WHATEVER concerns the name, the writings, or the memory of Cowper, is interesting to me, and, I believe, to you also. I concluded my last letter with an extract from one of the poet's epistles to Lady Hesketh. I now introduce you to another cousin of the amiable bard—Mrs. Thompson of Doncaster. This lady is the daughter of Dr. Madan, the friend and correspondent of Cowper; but, probably, better known to you as the composer of the fine music accompanying Dr. Watts's solemn hymn, beginning, "Before Jehovah's awful throne," which I know to be a favourite piece of yours. Mrs. Thompson has published anonymously, besides smaller pieces, a volume of poetry, which reflects

no discredit on her relationship to the bard of Weston; and as he declares in his "Winter Nosegay," that

"The charms of the late-blowing Rose

Seem'd grac'd with a livelier hue,"

in consequence of the affection of Mrs. Unwin, so also do the following lines derive additional interest from the fact of their having been written by the cousin of Cowper.

ON FINDING A WITHERED BUD UPON A FAVOURITE

ROSE-TREE.

"Pride of that favourite bush my fancy chose,
As the sweet promise of its fairest Rose!
How art thou chang'd, though my assiduous toil,
From each encroaching weed preserv'd thy soil;
Would pleas'd observe thy infant folds assume
The gradual blush, the delicate perfume;
The glittering insect's hasty wing would chase,
And prune thy leaf from all their embryo race.
Yet, ere maturer sweets my hopes repaid,

Those hopes are vanish'd and those sweets decay'd.
Haply a prey to some unpitying storm,
Perchance a banquet to the lurking worm,
That inly canker'd what appear'd so fair,
To mock my wishes and defeat my care.
Ah! could a wish revive that fragrant scent,
Those lovely tints, indulgent nature lent,

How soon those faded beauties should return,
Which once I cherish'd, now can only mourn :
Can only to a faithless world compare,
Whose smiles betray, whose promises ensnare;
Or to that fragile, that precarious thread,
Which yet withholds me from the silent dead.
Should we then trust that world's delusive power,
On youth depend, less certain than a flower?
Alas! let such as have presumed to try,
From sad experience dictate the reply—
"Lean not on earth, it is a broken reed,

"Nay, oft a spear, whereon our hope must bleed.”
There is a hope, that never can deceive,

There is a promise we may dare believe;
That such as trust in "Him who cannot lie,"
Though born to suffer, and decreed to die,
May feel support beneath affliction's weight,
May look beyond this transitory state,
Where the too ardent in their frail pursuit,
Expect from blossoms, ample store of fruit;
Till disappointed, they lament to see,

A "Wither'd Bud" upon their favourite tree.”
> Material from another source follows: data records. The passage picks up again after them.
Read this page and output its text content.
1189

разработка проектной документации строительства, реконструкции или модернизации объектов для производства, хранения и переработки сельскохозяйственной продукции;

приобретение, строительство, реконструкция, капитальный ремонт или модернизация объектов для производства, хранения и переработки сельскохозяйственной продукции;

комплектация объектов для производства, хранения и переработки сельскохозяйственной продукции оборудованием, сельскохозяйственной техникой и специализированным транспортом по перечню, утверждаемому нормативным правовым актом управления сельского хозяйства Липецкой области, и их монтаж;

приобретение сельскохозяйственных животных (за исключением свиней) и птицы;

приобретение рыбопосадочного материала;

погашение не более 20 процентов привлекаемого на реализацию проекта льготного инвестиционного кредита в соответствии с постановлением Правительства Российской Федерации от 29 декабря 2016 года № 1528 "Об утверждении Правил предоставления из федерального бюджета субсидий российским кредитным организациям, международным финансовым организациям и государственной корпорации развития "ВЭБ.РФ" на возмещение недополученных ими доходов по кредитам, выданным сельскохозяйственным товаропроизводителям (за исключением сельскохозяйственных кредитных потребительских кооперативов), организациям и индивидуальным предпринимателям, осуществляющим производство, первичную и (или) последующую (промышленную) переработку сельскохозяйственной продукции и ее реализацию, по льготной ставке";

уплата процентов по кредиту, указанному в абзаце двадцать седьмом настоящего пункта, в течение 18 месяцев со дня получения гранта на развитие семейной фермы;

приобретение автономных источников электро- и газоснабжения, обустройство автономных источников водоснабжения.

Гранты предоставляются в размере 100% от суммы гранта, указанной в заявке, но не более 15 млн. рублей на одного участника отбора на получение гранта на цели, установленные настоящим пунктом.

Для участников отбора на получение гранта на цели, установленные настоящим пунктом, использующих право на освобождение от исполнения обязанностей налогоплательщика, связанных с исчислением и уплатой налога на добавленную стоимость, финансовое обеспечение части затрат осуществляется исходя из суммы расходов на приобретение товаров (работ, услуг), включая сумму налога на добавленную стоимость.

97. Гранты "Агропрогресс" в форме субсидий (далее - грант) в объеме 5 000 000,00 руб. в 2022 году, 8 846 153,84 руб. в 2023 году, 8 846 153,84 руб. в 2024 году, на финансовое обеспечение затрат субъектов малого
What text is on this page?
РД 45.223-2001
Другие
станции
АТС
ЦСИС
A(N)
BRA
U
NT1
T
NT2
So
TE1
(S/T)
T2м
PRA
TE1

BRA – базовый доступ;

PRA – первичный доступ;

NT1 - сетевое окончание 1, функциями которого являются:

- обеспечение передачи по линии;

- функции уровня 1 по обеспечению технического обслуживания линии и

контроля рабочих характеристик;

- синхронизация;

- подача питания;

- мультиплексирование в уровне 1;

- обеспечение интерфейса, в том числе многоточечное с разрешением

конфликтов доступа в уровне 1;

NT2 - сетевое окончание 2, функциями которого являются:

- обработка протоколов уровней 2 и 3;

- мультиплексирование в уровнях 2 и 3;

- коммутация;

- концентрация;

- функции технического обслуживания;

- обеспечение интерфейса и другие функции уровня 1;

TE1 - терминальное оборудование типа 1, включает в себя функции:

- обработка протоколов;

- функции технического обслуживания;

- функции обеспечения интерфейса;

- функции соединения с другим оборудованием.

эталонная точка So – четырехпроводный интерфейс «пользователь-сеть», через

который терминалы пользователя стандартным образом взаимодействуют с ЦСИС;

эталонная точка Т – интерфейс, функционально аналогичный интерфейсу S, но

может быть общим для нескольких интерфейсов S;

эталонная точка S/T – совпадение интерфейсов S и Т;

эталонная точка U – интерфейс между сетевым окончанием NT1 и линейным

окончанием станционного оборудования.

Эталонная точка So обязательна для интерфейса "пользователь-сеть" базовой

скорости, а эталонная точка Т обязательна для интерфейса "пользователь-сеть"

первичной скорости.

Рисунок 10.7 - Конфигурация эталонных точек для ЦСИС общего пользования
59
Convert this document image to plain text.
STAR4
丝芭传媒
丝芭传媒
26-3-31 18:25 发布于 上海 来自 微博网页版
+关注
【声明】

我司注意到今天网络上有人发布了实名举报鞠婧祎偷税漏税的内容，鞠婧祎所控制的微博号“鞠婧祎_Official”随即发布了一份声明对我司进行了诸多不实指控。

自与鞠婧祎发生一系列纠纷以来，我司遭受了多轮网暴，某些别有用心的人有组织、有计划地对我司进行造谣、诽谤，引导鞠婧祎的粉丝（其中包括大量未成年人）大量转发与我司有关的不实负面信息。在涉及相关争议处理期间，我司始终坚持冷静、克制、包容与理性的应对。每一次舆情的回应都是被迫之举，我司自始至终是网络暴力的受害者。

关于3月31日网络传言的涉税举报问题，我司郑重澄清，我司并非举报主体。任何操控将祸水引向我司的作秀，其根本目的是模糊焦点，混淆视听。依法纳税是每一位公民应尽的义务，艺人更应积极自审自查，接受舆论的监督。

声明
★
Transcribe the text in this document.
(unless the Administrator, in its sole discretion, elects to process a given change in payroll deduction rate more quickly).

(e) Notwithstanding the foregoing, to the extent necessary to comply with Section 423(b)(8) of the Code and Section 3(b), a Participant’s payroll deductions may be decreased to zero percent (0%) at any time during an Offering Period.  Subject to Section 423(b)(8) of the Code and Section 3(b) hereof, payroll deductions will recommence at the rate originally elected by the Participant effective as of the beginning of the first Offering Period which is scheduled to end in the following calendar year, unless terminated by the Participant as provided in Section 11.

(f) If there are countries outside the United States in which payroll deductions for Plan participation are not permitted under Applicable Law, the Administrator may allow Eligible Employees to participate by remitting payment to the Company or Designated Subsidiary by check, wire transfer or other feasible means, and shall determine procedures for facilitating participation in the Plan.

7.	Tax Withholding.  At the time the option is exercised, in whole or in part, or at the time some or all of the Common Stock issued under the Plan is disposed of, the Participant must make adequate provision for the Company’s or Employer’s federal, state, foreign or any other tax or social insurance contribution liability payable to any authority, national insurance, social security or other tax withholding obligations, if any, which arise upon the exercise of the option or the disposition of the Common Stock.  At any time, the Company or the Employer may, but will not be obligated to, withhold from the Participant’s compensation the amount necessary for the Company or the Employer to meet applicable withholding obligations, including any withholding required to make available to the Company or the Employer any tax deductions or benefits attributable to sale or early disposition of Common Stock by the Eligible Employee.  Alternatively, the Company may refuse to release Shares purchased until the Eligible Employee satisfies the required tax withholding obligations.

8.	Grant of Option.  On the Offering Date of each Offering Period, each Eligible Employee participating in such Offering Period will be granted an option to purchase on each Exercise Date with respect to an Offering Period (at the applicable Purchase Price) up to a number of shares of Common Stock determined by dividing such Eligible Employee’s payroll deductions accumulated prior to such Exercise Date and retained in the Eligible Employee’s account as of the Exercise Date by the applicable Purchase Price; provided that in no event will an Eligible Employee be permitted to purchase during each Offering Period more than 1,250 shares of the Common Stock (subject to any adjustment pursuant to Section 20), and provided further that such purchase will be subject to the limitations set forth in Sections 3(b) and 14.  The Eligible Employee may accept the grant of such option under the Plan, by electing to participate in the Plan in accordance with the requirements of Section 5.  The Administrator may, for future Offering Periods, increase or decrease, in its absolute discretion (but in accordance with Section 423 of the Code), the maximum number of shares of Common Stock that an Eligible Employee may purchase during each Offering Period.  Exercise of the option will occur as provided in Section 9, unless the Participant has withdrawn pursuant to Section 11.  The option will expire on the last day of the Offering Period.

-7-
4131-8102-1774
How many buds of hope, which it was fondly anticipated would one day blow into roses of happiness, have we seen wither and drop from the branches of society around us! and a few from the bower of our own enjoyments have immaturely perished-but how many yet remain, which the blessings of heaven shall nourish to perfection, and which we may gather in due time full of fragrance, and finished in beauty! But, my dear Anne, how

interesting is a bud—a Rose-bud! It seems like a secret folded up; a promise in reversion; a hope in progress; the plaything of the imagination, which hath yet something to reveal. "The Rose," says an elegant writer, "in full display of beauty, is not so captivating, as when opening her paradise of leaves, she speaks to the fancy, rather than the sight."

"I've seen indeed the hopeful bud
Of a ruddy Rose that stood
Blushing to behold the ray
Of the new saluted day;

His tender top not fully spread;
The sweet dash of a shower now shed,
Invited him no more to hide
Within himself the purple pride
Of his forward flower, when lo,
While he sweetly 'gan to show
His swelling glories, Auster spied him,
Cruel Auster thither hied him,

And with the rush of one rude blast,

Sham'd not spitefully to waste

All his leaves, so fresh, so sweet,

And lay them trembling at his feet."

Crashaw.

The following verses are from the tuneful Waller : they exhibit one of those forced conceits so familiar with the poets of his age, and so opposite to truth and nature; the application of the thought in this instance, is pretty as well as ingenious.

THE BUD.

"Lately on yonder swelling bush,
Big with many a coming Rose,
This early Bud began to blush,
And did but half itself disclose;

I pluck'd it, though no better grown,
And now you see how full 'tis blown.

"Still as I did the leaves inspire,
With such a purple light they shone,
As if they had been made of fire,
And spreading so would flame anon:
All that was meant by air or sun,

To the young flower my breath has done.

"If our loose breath so much can do,
What may the same inform's of love,
Of purest love, and music too,
When Flavia it aspires to move:

When that which lifeless buds persuades

To wax more soft, her youth invades."

The notion that the bud might be made to open by breathing upon, seems to have been prevalent among the elder poets. Sir Richard Fanshawe alludes to it in the following lines; in what situation our poet's rose-bush stood to be obnoxious to the "careless plough," is not very easy to conceive.

"Thou blushing ROSE, within whose virgin leaves

The wanton wind to sport himself presumes, Whilst from their rifled wardrobe he receives

For his wings purple, for his breath perfumes!